Fixed eval v1 (`shard010 tail 1M`, seq256, 64 eval batches):

| version | fixed eval v1 |
|---------|---------------|
| v6 | 3.2328 |
| v7 | 3.1850 |
| v8 | 3.1515 |
| v9 | 2.9278 |
| **v10** | **2.8814** |

This is the cleanest cross-version result in the v10 round. It says:

- v9's double-axis gain transfers to a shard010 holdout: v8 3.1515 -> v9 2.9278.
- v10 further improves on the new shard010 distribution: v9 2.9278 -> v10 2.8814.
- The apparent v9 moving-tail 2.8854 -> v10 moving-tail 2.8816 delta is tiny and not strict apples-to-apples.

## Decoding

Greedy decoding still repeats. Fixed prompts from xtrain:

```text
[Once upon a time] there was a king who had a daughter. She was beautiful and beautiful...
[The little] The little boy was a little boy. The little boy was a little boy...
[One day] I was walking down the street and I saw a man with a dog...
```

Temperature 0.8 is more varied and less immediately looped, but coherence remains weak:

```text
[Once upon a time] I was a kid who did not go to the beach to swim...
[The little] ones are not as loud as the adults...
[One day] I was on the edge of the water, and I saw something I had never seen before...
```

xserv loads the exported v10 true-GQA weights and generates FineWeb-like explanatory prose, but repeated sentence frames remain:

```text
[The history of] the city of San Francisco is a story of the growth of the city...
[In science,] the term "observation" is used to describe the act of observing something...
[Water is] the most important element in the human body...
```

Conclusion: decoding remains a separate bottleneck. The current xtrain sampler only supports greedy and temperature sampling; top-p and
repetition penalty exist in xserv's chat path, but not in the raw xtrain sampler or `xserv-cli` path used for weight validation. A clean
next step is to add a raw generation tool with `temperature/top-p/repetition-penalty` so decoding experiments do not depend on chat
templates.

## xserv Validation

Registry path:

```text
/opt/wjh/projects/tiny-models/v10-fineweb-edu-dim1280-gqa-data6765
```

Files:

- `config.json`
- `model.safetensors` (BF16, 201 tensors, 927MB)
- `tokenizer.json`
- `xtrain.ckpt` (fp32 master checkpoint, 1.9GB)

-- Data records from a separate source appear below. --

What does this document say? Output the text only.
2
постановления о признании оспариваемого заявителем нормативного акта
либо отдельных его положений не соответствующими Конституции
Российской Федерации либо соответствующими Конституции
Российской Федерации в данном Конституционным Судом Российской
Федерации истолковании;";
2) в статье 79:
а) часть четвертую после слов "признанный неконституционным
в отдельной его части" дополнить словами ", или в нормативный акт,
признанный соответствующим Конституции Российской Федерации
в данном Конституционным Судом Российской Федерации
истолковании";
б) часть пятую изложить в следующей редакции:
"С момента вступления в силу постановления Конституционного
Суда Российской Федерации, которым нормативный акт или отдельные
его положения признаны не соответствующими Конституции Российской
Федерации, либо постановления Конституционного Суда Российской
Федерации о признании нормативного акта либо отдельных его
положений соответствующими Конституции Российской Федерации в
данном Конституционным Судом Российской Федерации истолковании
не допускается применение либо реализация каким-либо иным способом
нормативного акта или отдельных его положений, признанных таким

xserv loads v10 as true GQA:

```text
Model: qwen3, layers=18, hidden=1280, heads=40/10 kv, vocab=50257
Loaded 201 tensors
Ready (KV cache, dtype=bf16).
```

## v11 Feasibility: Bigger Model + Longer Context

A v11 smoke test prioritized the user's chosen direction: larger model plus longer context.

Candidate:

| item | value |
|------|-------|
| dim / layers | 1536 / 20 |
| heads / kv_heads | 48 / 12 |
| ffn | 6144 |
| core / total params | 684.26M / 838.65M |
| stack | bf16 + recompute + flash + accum + 8 GPU DDP |

Smoke results:

| seq | batch / accum | effective batch | peak mem | tok/s | result |
|-----|---------------|-----------------|----------|-------|--------|
| 512 | 64 / 4 | 256 | **30530 MiB** | **44.7K** | 50 steps OK |
| 1024 | 32 / 8 | 256 | **30530 MiB** | **31.0K** | 20 steps OK |

Both fit, but the memory margin is thin on 32GB RTX 5090. Expected one-epoch wall clock on 6.76B tokens:

- seq512: roughly **42h**
- seq1024: roughly **61h**

Recommendation: make v11 a controlled run, not a blind launch. Use fixed eval v1, keep data fixed, and choose either:

1. **v11a practical**: dim1536/20L, seq512, batch64/accum4. Faster, still doubles context over v10.
2. **v11b long-context**: dim1536/20L, seq1024, batch32/accum8. More aligned with "long context", but ~2.5 days and tight memory.

For scientific clarity, v11 should not append more data before training; use the current 6.765B train cache while preserving fixed eval v1.